Big news: The electric guitar is in decline.

In other news, water is wet.
No, this story is no surprise, although the PBS NewsHour's Web site and the Washington Post have both dedicated stories to it.  What fascinates me is how many people are struggling to explain why sales of electric guitars have been steadily falling over the past few years.

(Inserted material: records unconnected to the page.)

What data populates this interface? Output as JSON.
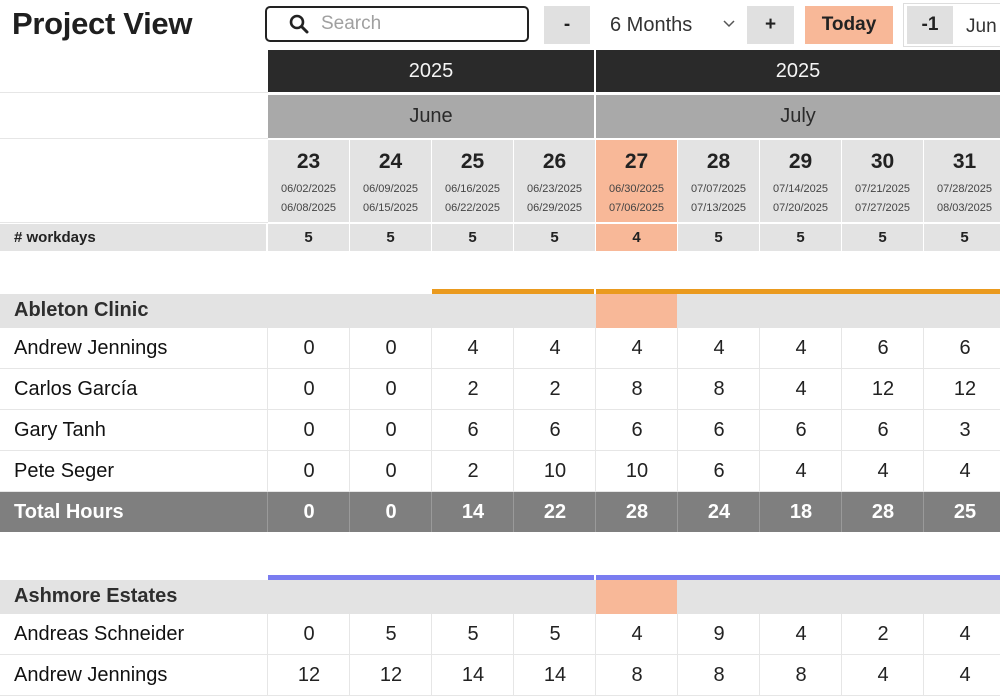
{
  "app": {
    "title": "Project View"
  },
  "toolbar": {
    "search_placeholder": "Search",
    "minus_label": "-",
    "range_label": "6 Months",
    "plus_label": "+",
    "today_label": "Today",
    "prev_label": "-1",
    "month_label": "Jun"
  },
  "colors": {
    "highlight": "#f8b898",
    "year_bg": "#2a2a2a",
    "month_bg": "#a9a9a9",
    "total_bg": "#7f7f7f",
    "accent_orange": "#ea9a1e",
    "accent_blue": "#7a7cf0"
  },
  "years": [
    {
      "label": "2025"
    },
    {
      "label": "2025"
    }
  ],
  "months": [
    {
      "label": "June"
    },
    {
      "label": "July"
    }
  ],
  "weeks": [
    {
      "num": "23",
      "start": "06/02/2025",
      "end": "06/08/2025",
      "workdays": "5"
    },
    {
      "num": "24",
      "start": "06/09/2025",
      "end": "06/15/2025",
      "workdays": "5"
    },
    {
      "num": "25",
      "start": "06/16/2025",
      "end": "06/22/2025",
      "workdays": "5"
    },
    {
      "num": "26",
      "start": "06/23/2025",
      "end": "06/29/2025",
      "workdays": "5"
    },
    {
      "num": "27",
      "start": "06/30/2025",
      "end": "07/06/2025",
      "workdays": "4"
    },
    {
      "num": "28",
      "start": "07/07/2025",
      "end": "07/13/2025",
      "workdays": "5"
    },
    {
      "num": "29",
      "start": "07/14/2025",
      "end": "07/20/2025",
      "workdays": "5"
    },
    {
      "num": "30",
      "start": "07/21/2025",
      "end": "07/27/2025",
      "workdays": "5"
    },
    {
      "num": "31",
      "start": "07/28/2025",
      "end": "08/03/2025",
      "workdays": "5"
    }
  ],
  "workdays_label": "# workdays",
  "projects": [
    {
      "name": "Ableton Clinic",
      "rows": [
        {
          "name": "Andrew Jennings",
          "values": [
            "0",
            "0",
            "4",
            "4",
            "4",
            "4",
            "4",
            "6",
            "6"
          ]
        },
        {
          "name": "Carlos García",
          "values": [
            "0",
            "0",
            "2",
            "2",
            "8",
            "8",
            "4",
            "12",
            "12"
          ]
        },
        {
          "name": "Gary Tanh",
          "values": [
            "0",
            "0",
            "6",
            "6",
            "6",
            "6",
            "6",
            "6",
            "3"
          ]
        },
        {
          "name": "Pete Seger",
          "values": [
            "0",
            "0",
            "2",
            "10",
            "10",
            "6",
            "4",
            "4",
            "4"
          ]
        }
      ],
      "total_label": "Total Hours",
      "totals": [
        "0",
        "0",
        "14",
        "22",
        "28",
        "24",
        "18",
        "28",
        "25"
      ]
    },
    {
      "name": "Ashmore Estates",
      "rows": [
        {
          "name": "Andreas Schneider",
          "values": [
            "0",
            "5",
            "5",
            "5",
            "4",
            "9",
            "4",
            "2",
            "4"
          ]
        },
        {
          "name": "Andrew Jennings",
          "values": [
            "12",
            "12",
            "14",
            "14",
            "8",
            "8",
            "8",
            "4",
            "4"
          ]
        }
      ]
    }
  ]
}
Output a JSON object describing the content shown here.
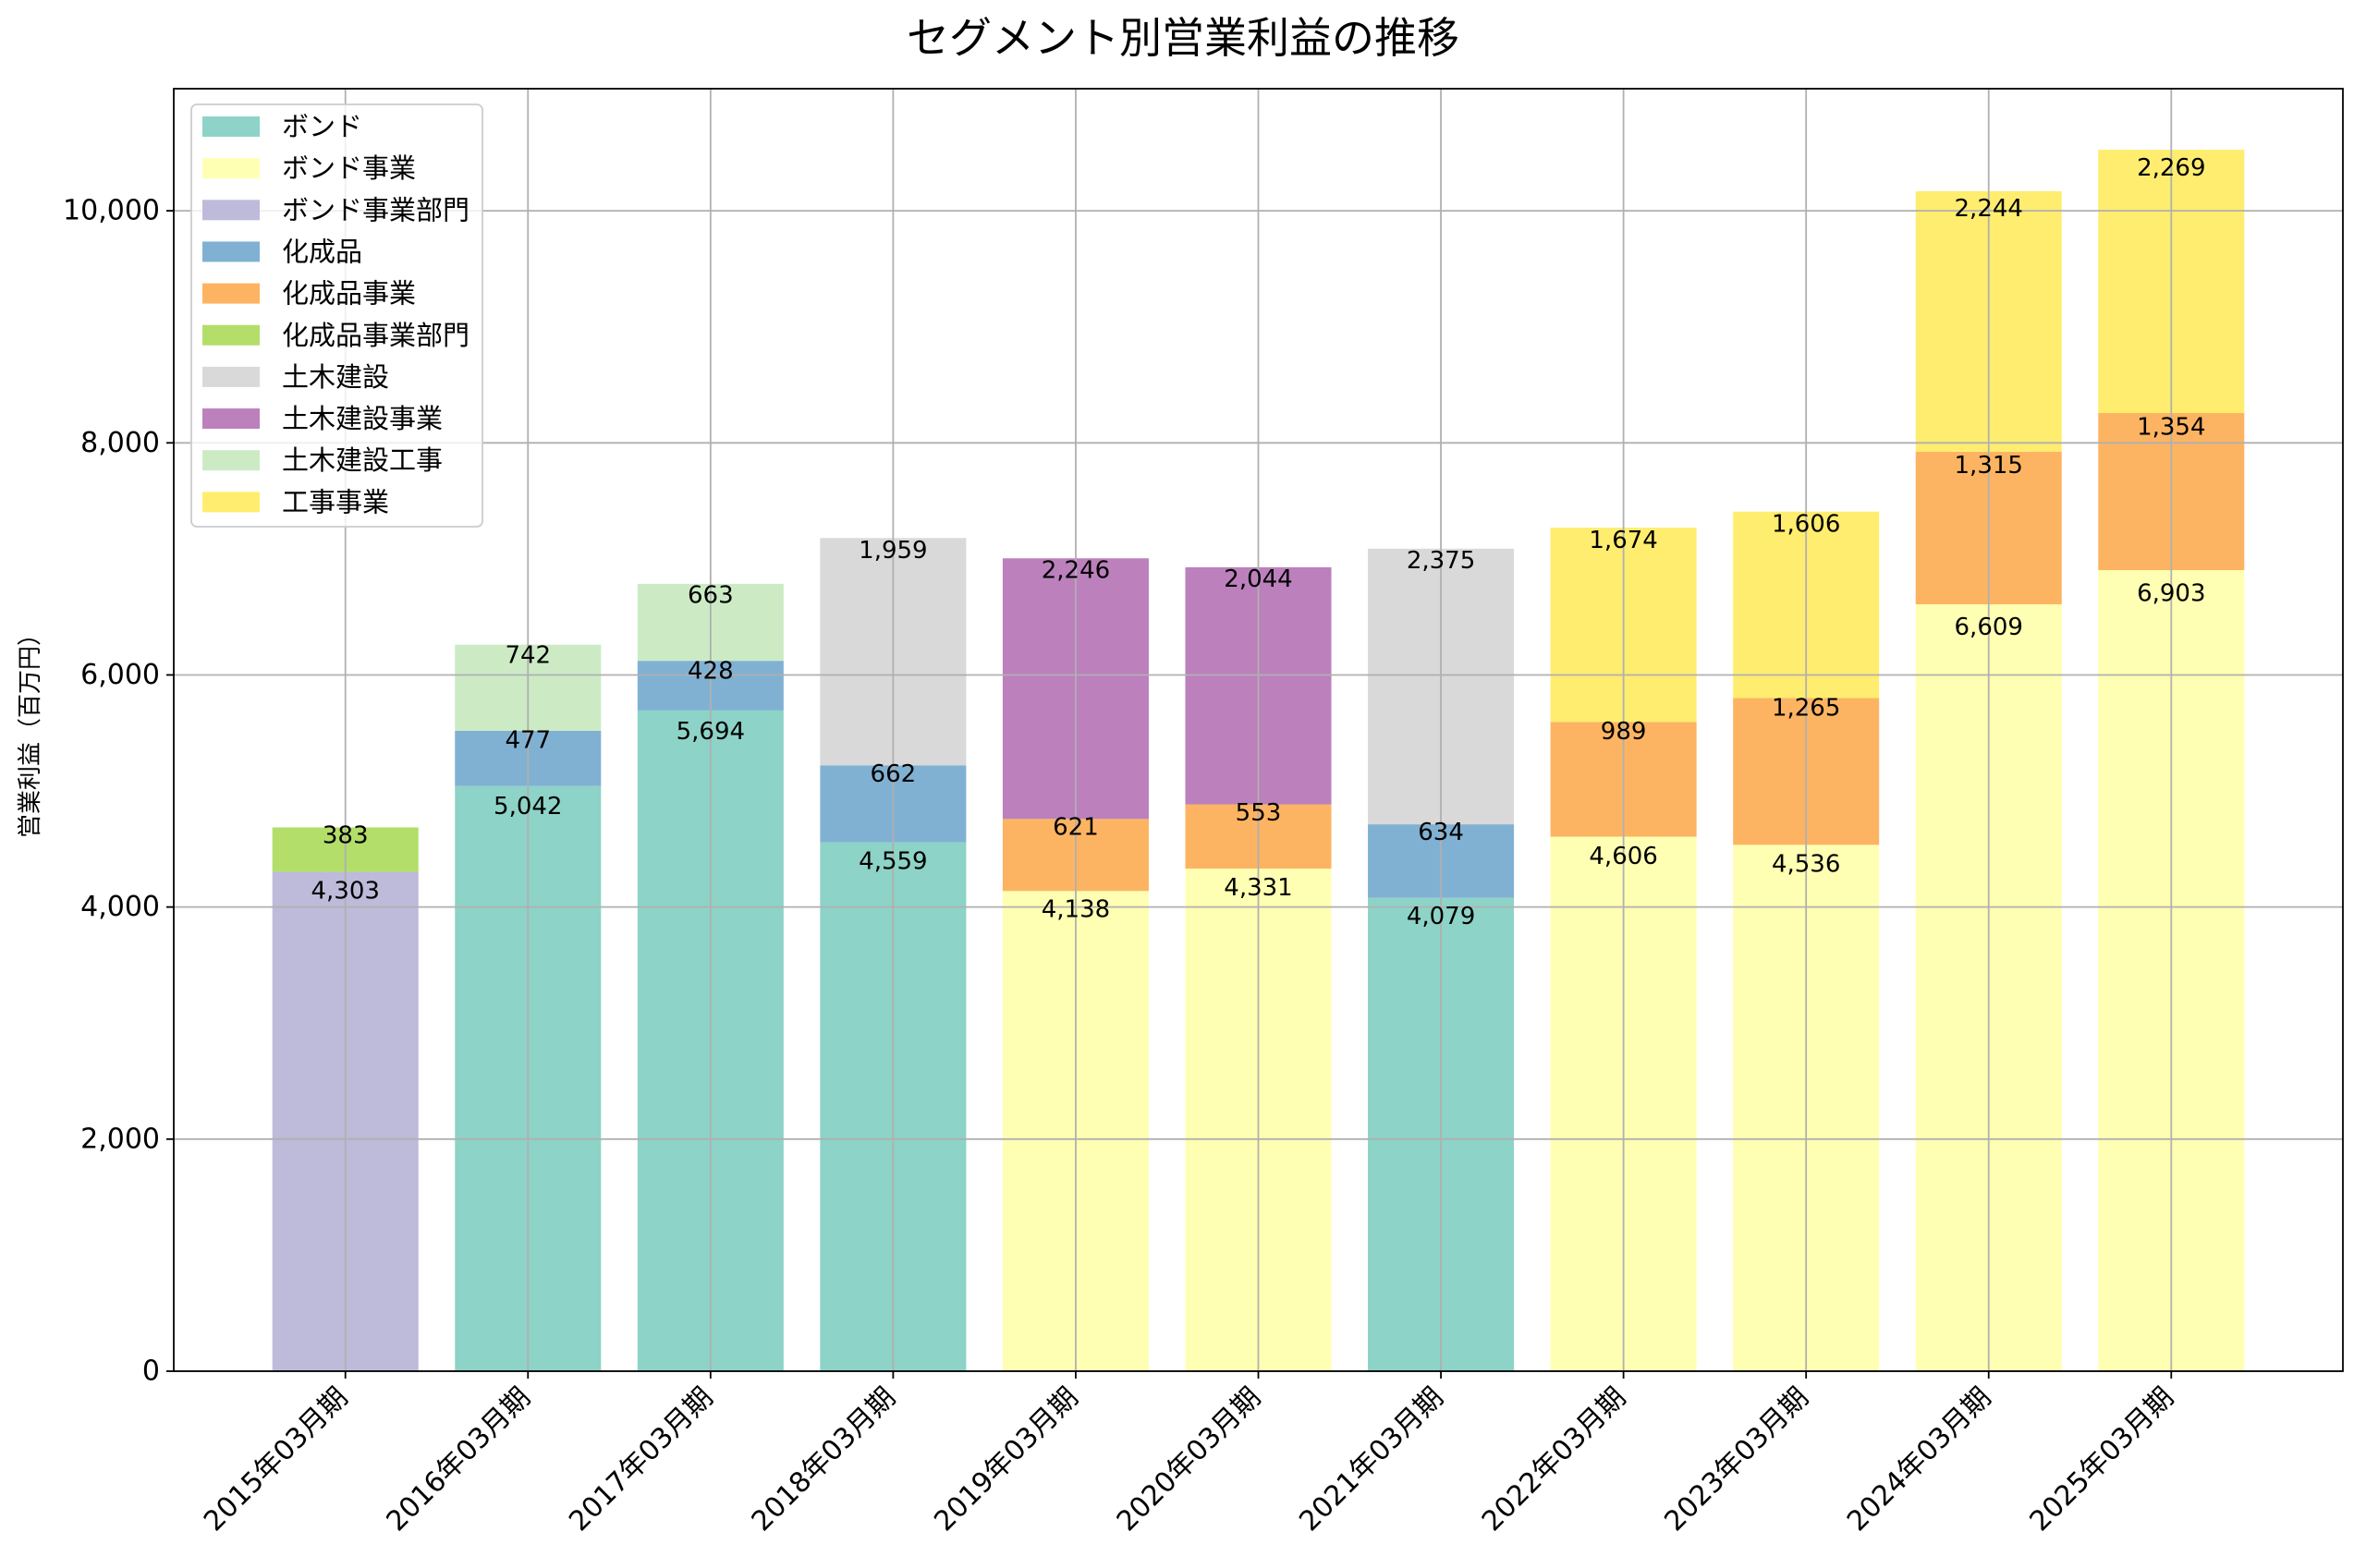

Why?  Why?  Have you heard the latest hits on the charts?  All you hear are synthesizers and electronic noise.  Computerized music has been the bedrock of early-twenty-first-century pop, and electric-guitar music has been pushed aside.  Some folks have blamed the failure of the record business in the age of digital downloading that has all but rendered vinyl records and compact discs obsolete.  But other forms of music are thriving in the age of digital downloading; in fact, downloads of hip-hop are now outnumbering downloads of rock tracks.  A better explanation is that not only are kids today more into the new technology that produces new sounds and provides new ways to access them, they themselves would prefer to make music with computers because learning how to play a Fender or a Les Paul is "too hard". . .  and besides, the electric guitar takes so damn long to master.  Why take all that time to play a traditional instrument when you can program a computer to make music instantaneously?    
Then there's the coolness factor.  Rappers like Kanye West have promoted their "music" as rock and roll and have declared their sound to be relevant and fresh, implying that guitar rock is neither of those things. Old-fashioned rock and roll music played on a Fender or a Les Paul is dismissed as "dad rock," something your dorky father listens to.  Kids can't be bothered with the real genius of an Eric Clapton or a Duane Allman.  And yes, there's the racial issue - traditional rock and roll is laughed off as "white guys with guitars," ignoring not only the legacies of Hendrix and Prince but also ignoring current black rock guitarists like Gary Clark, Jr.
As hip-hop has gone on the offensive, defending traditional rock and roll in general and electric-guitar rock in particular can get you into trouble.  Remember when, in 2008, then-Oasis member Noel Gallagher criticized organizers of the annual Glastonbury Festival for booking BeyoncĂ©'s husband, Mr. Shawn Carter, as a headliner for that year's show?  I talked about this before on my blog.  Gallagher's objection was based on the the tradition that Glastonbury had been a showcase for guitar music.  But Mr. Carter himself would have none of that.
"We don't play guitars, Noel," he said of himself and other rappers, "but hip-hop has put in its work like any other form of music. This headline show is just a natural progression. Rap music is still evolving. From Afrika Bambaataa DJ-ing in the Bronx and Run-DMC going platinum, to Jazzy Jeff and the Fresh Prince winning the first rap Grammy, I'm just next in the line. We have to respect each other's genre of music and move forward."
We all know what happened at Glastonbury in 2008, and it took awhile for Noel Gallagher to recover from the backlash he got.  It was also in 2008, incidentally, that MTV personality Matt Pinfield made his effort to launch rock station WRXP in New York.  You know all about that as well.  :-(   
And prospects for the electric guitar are unlikely to get better as more kids become entranced by electronic music.  Even Paul McCartney has conceded as much, saying that there's just no new electric-guitar talent (not even Gary Clark, Jr.?) to inspire the youth of today.  Paul McCartney, by the way, first experimented with electronic music in the 1960s, and with far less technology at his hands then than some kid with a laptop has now.
Guitar music will survive - just not the electrified sort.  In a bizarre twist, thanks to the popularity of country music and thanks also to singer-songwriters like Taylor Swift, sales of acoustic guitars are up.  
That should be good news for people whose first career choice - say, politics - doesn't pan out. 
Martin O'Malley, you do indeed have a future.
(P.S.  Although I am obviously so disgusted with where popular music has been heading that I haven't published any record reviews on Sundays in this space lately, I hope to write some more soon.)